Berlanjut saat saya duduk di bangku kelas dua sekolah dasar, Ibu memaksa saya mengikuti sekolah madrasah di siang hari usai pulang sekolah negeri. Saya belum mengerti dan paham tentang shalat. Perlahan seiring belajar di Madrasah, saya mulai mengenal sholat, sebagai tonggak berdirinya agama Islam yang saya anut. Kenangan setiap maghrib dan isya melalui shalat berjamaah di rumah, kenangan setiap ramadhan dengan tarawihnya bersama kawan-kawan, Â sholat idul fitri dengan berjamaah di lapangan besar desa kami, adalah pengenalan jati diri kami sebagai seorang muslim.

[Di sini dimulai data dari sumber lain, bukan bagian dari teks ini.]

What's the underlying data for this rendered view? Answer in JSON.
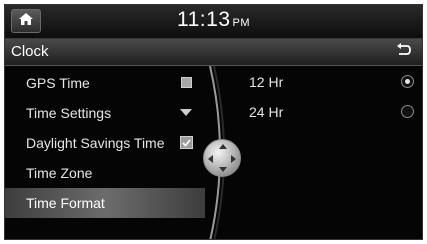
{
  "status": {
    "time": "11:13",
    "ampm": "PM",
    "home_icon": "home-icon"
  },
  "titlebar": {
    "title": "Clock",
    "back_icon": "back-arrow-icon"
  },
  "menu": {
    "items": [
      {
        "label": "GPS Time",
        "control": "checkbox",
        "checked": false
      },
      {
        "label": "Time Settings",
        "control": "dropdown"
      },
      {
        "label": "Daylight Savings Time",
        "control": "checkbox",
        "checked": true
      },
      {
        "label": "Time Zone",
        "control": "none"
      },
      {
        "label": "Time Format",
        "control": "none",
        "selected": true
      }
    ]
  },
  "options": [
    {
      "label": "12 Hr",
      "selected": true
    },
    {
      "label": "24 Hr",
      "selected": false
    }
  ],
  "colors": {
    "background": "#050505",
    "text": "#e6e6e6",
    "selected_row": "#6c6c6c"
  }
}
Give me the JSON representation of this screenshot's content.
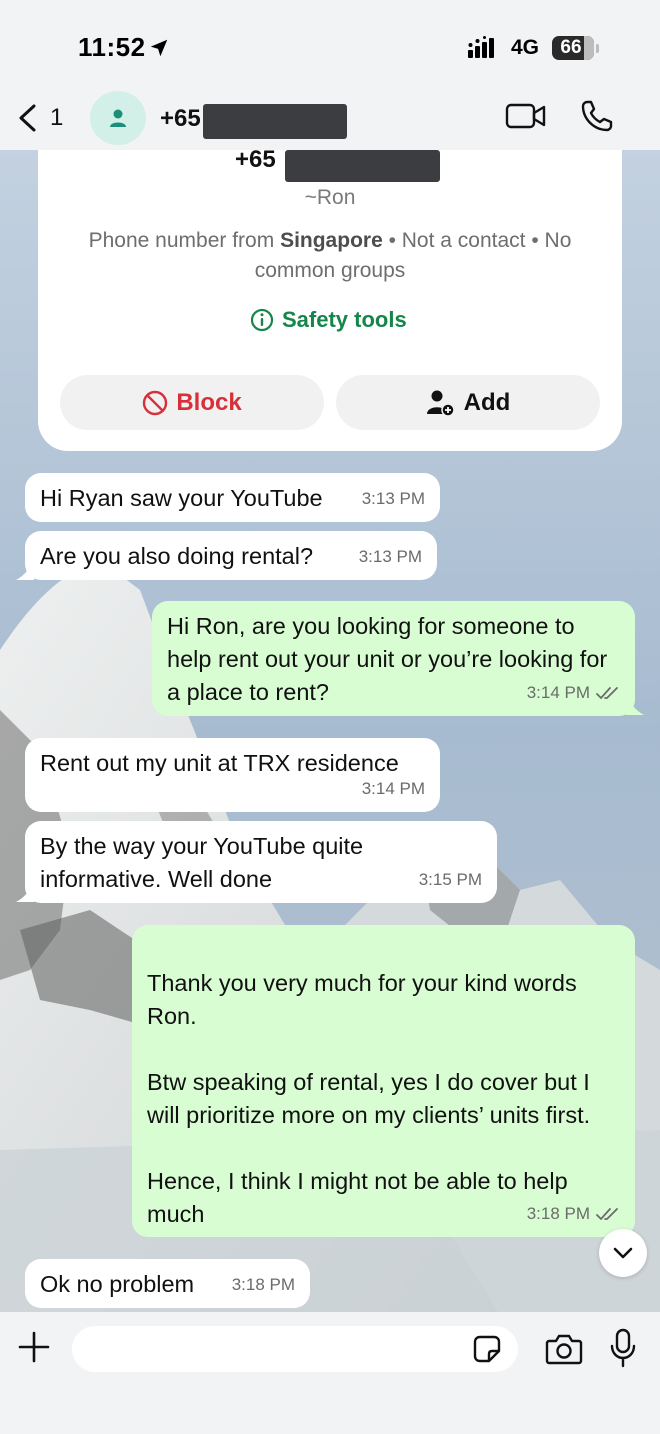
{
  "status_bar": {
    "time": "11:52",
    "network": "4G",
    "battery": "66",
    "battery_level": 0.66
  },
  "header": {
    "back_count": "1",
    "contact_prefix": "+65"
  },
  "contact_card": {
    "number_prefix": "+65",
    "alias": "~Ron",
    "info_prefix": "Phone number from ",
    "info_country": "Singapore",
    "info_suffix": " • Not a contact • No common groups",
    "safety_tools_label": "Safety tools",
    "block_label": "Block",
    "add_label": "Add"
  },
  "messages": [
    {
      "direction": "in",
      "text": "Hi Ryan saw your YouTube",
      "time": "3:13 PM"
    },
    {
      "direction": "in",
      "text": "Are you also doing rental?",
      "time": "3:13 PM"
    },
    {
      "direction": "out",
      "text": "Hi Ron, are you looking for someone to help rent out your unit or you’re looking for a place to rent?",
      "time": "3:14 PM",
      "status": "read"
    },
    {
      "direction": "in",
      "text": "Rent out my unit at TRX residence",
      "time": "3:14 PM"
    },
    {
      "direction": "in",
      "text": "By the way your YouTube quite informative. Well done",
      "time": "3:15 PM"
    },
    {
      "direction": "out",
      "text": "Thank you very much for your kind words Ron.\n\nBtw speaking of rental, yes I do cover but I will prioritize more on my clients’ units first.\n\nHence, I think I might not be able to help much",
      "time": "3:18 PM",
      "status": "read"
    },
    {
      "direction": "in",
      "text": "Ok no problem",
      "time": "3:18 PM"
    }
  ],
  "colors": {
    "outgoing_bubble": "#d9fdd3",
    "incoming_bubble": "#ffffff",
    "accent_green": "#15864a",
    "block_red": "#d8303a",
    "read_ticks": "#6b6b6b"
  },
  "icons": {
    "location": "location-arrow-icon",
    "signal": "signal-icon",
    "back": "chevron-left-icon",
    "avatar": "person-icon",
    "video": "video-camera-icon",
    "call": "phone-icon",
    "info": "info-icon",
    "block": "block-icon",
    "add": "add-person-icon",
    "scroll": "chevron-down-icon",
    "plus": "plus-icon",
    "sticker": "sticker-icon",
    "camera": "camera-icon",
    "mic": "microphone-icon"
  }
}
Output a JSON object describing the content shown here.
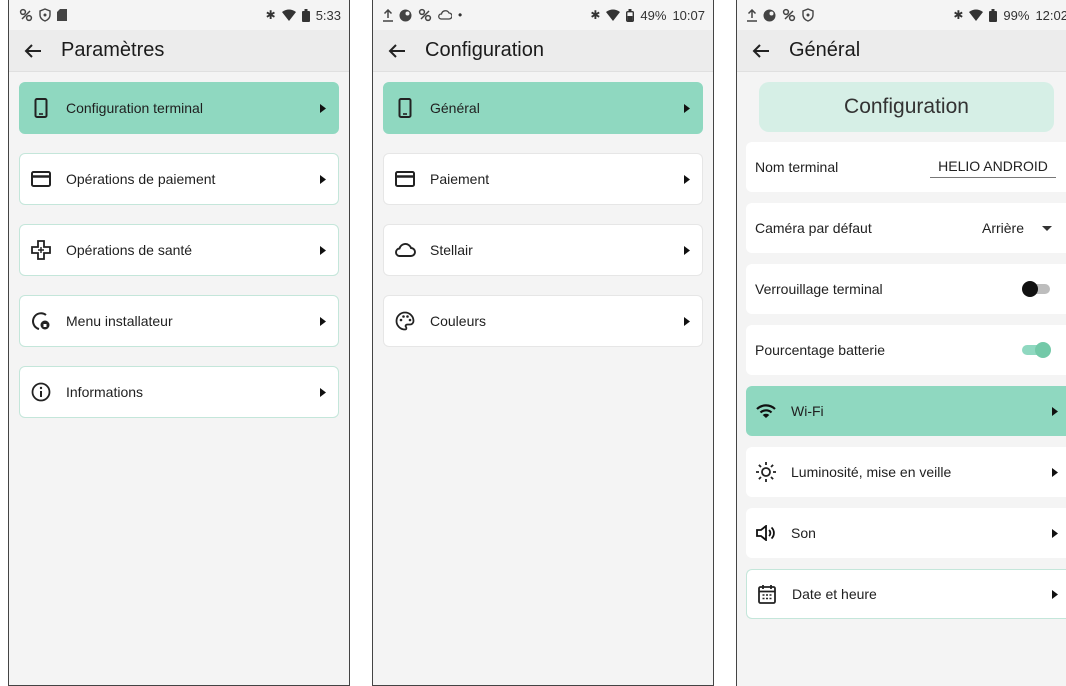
{
  "colors": {
    "accent": "#8fd8c0",
    "accent_light": "#d6efe6",
    "border": "#c4e6da",
    "background": "#f4f4f4"
  },
  "screen1": {
    "status": {
      "time": "5:33"
    },
    "title": "Paramètres",
    "items": [
      {
        "label": "Configuration terminal",
        "icon": "phone-icon",
        "active": true
      },
      {
        "label": "Opérations de paiement",
        "icon": "credit-card-icon",
        "active": false
      },
      {
        "label": "Opérations de santé",
        "icon": "health-cross-icon",
        "active": false
      },
      {
        "label": "Menu installateur",
        "icon": "installer-icon",
        "active": false
      },
      {
        "label": "Informations",
        "icon": "info-icon",
        "active": false
      }
    ]
  },
  "screen2": {
    "status": {
      "battery": "49%",
      "time": "10:07"
    },
    "title": "Configuration",
    "items": [
      {
        "label": "Général",
        "icon": "phone-icon",
        "active": true
      },
      {
        "label": "Paiement",
        "icon": "credit-card-icon",
        "active": false
      },
      {
        "label": "Stellair",
        "icon": "cloud-icon",
        "active": false
      },
      {
        "label": "Couleurs",
        "icon": "palette-icon",
        "active": false
      }
    ]
  },
  "screen3": {
    "status": {
      "battery": "99%",
      "time": "12:02"
    },
    "title": "Général",
    "header": "Configuration",
    "terminal_name": {
      "label": "Nom terminal",
      "value": "HELIO ANDROID"
    },
    "camera": {
      "label": "Caméra par défaut",
      "value": "Arrière"
    },
    "lock": {
      "label": "Verrouillage terminal",
      "on": false
    },
    "battery_pct": {
      "label": "Pourcentage batterie",
      "on": true
    },
    "nav": [
      {
        "label": "Wi-Fi",
        "icon": "wifi-icon",
        "active": true
      },
      {
        "label": "Luminosité, mise en veille",
        "icon": "brightness-icon",
        "active": false
      },
      {
        "label": "Son",
        "icon": "volume-icon",
        "active": false
      },
      {
        "label": "Date et heure",
        "icon": "calendar-icon",
        "active": false
      }
    ]
  }
}
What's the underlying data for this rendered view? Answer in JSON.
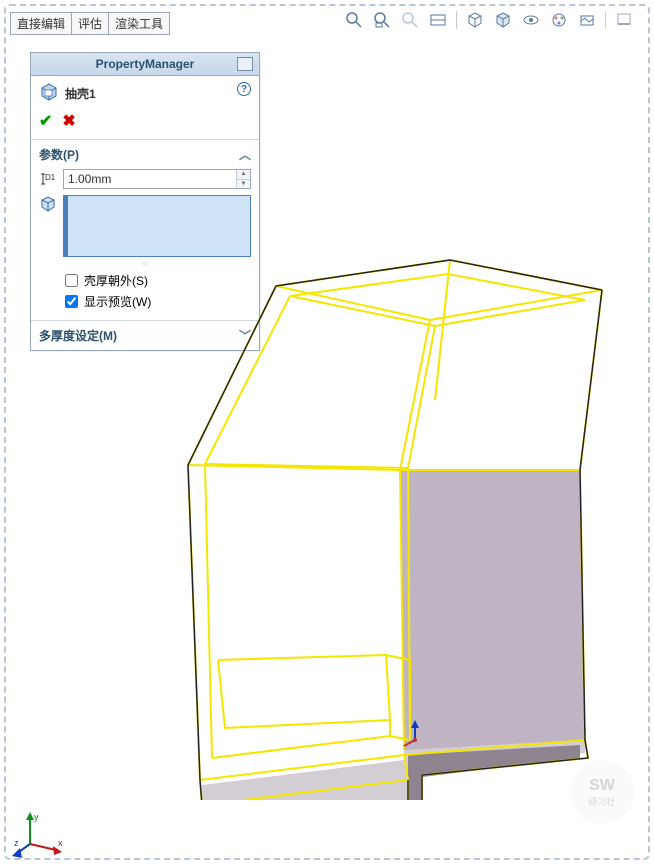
{
  "tabs": [
    "直接编辑",
    "评估",
    "渲染工具"
  ],
  "pm": {
    "title": "PropertyManager",
    "feature_name": "抽壳1",
    "help": "?",
    "params_section": "参数(P)",
    "thickness": "1.00mm",
    "shell_outward": "壳厚朝外(S)",
    "show_preview": "显示预览(W)",
    "multi_thickness": "多厚度设定(M)"
  },
  "axes": {
    "x": "x",
    "y": "y",
    "z": "z"
  }
}
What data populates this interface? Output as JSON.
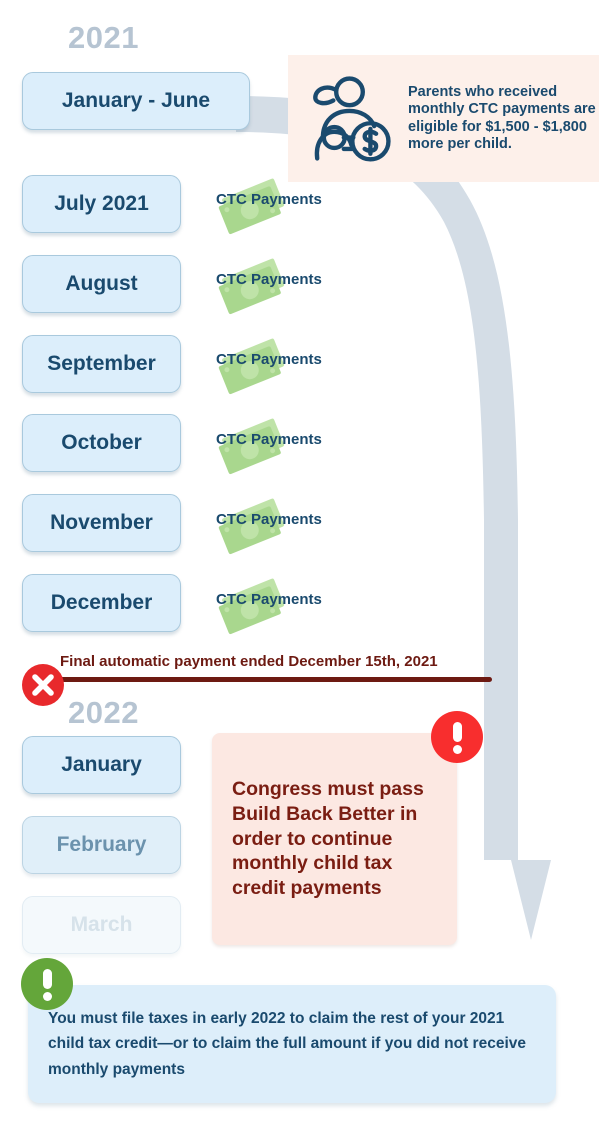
{
  "sections": {
    "year_2021": "2021",
    "year_2022": "2022"
  },
  "months_2021": [
    {
      "label": "January - June",
      "wide": true,
      "has_payment": false
    },
    {
      "label": "July 2021",
      "wide": false,
      "has_payment": true
    },
    {
      "label": "August",
      "wide": false,
      "has_payment": true
    },
    {
      "label": "September",
      "wide": false,
      "has_payment": true
    },
    {
      "label": "October",
      "wide": false,
      "has_payment": true
    },
    {
      "label": "November",
      "wide": false,
      "has_payment": true
    },
    {
      "label": "December",
      "wide": false,
      "has_payment": true
    }
  ],
  "months_2022": [
    {
      "label": "January",
      "fade": "none"
    },
    {
      "label": "February",
      "fade": "partial"
    },
    {
      "label": "March",
      "fade": "heavy"
    }
  ],
  "payment_label": "CTC Payments",
  "callout_top": {
    "text": "Parents who received monthly CTC payments are eligible for $1,500 - $1,800 more per child.",
    "icon": "parent-child-dollar-icon",
    "background": "#fdf0ea"
  },
  "final_payment": {
    "text": "Final automatic payment ended December 15th, 2021",
    "icon": "red-x-icon",
    "color": "#6d1a12"
  },
  "callout_congress": {
    "text": "Congress must pass Build Back Better in order to continue monthly child tax credit payments",
    "badge_icon": "red-alert-icon",
    "background": "#fce8e2",
    "text_color": "#7a1d12"
  },
  "callout_bottom": {
    "text": "You must file taxes in early 2022 to claim the rest of your 2021 child tax credit—or to claim the full amount if you did not receive monthly payments",
    "badge_icon": "green-alert-icon",
    "background": "#ddeefa",
    "text_color": "#1a4a6e"
  },
  "colors": {
    "pill_fill": "#dceefb",
    "pill_border": "#a9c9dd",
    "navy_text": "#1a4a6e",
    "year_gray": "#b6c4d2",
    "flow_arrow": "#d4dde6",
    "money_green": "#a9d78e",
    "alert_red": "#f82e2e",
    "alert_green": "#64a63a"
  }
}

Saat saya baru saja naik kelas empat, ayah saya dipanggil ke Rahmatullaah. Saya pun belum paham apa itu meninggal. Saya hanya tahu, ayah hanya pulang sebentar saja ke rumah nenek, paling juga nanti kembali lagi. Namun, selama seminggu tidak pulang, saya baru mengerti bahwa ayah sudah tiada. Dan sejak ayah berpulang, itulah awal saya merutinkan sholat di usia sembilan tahun.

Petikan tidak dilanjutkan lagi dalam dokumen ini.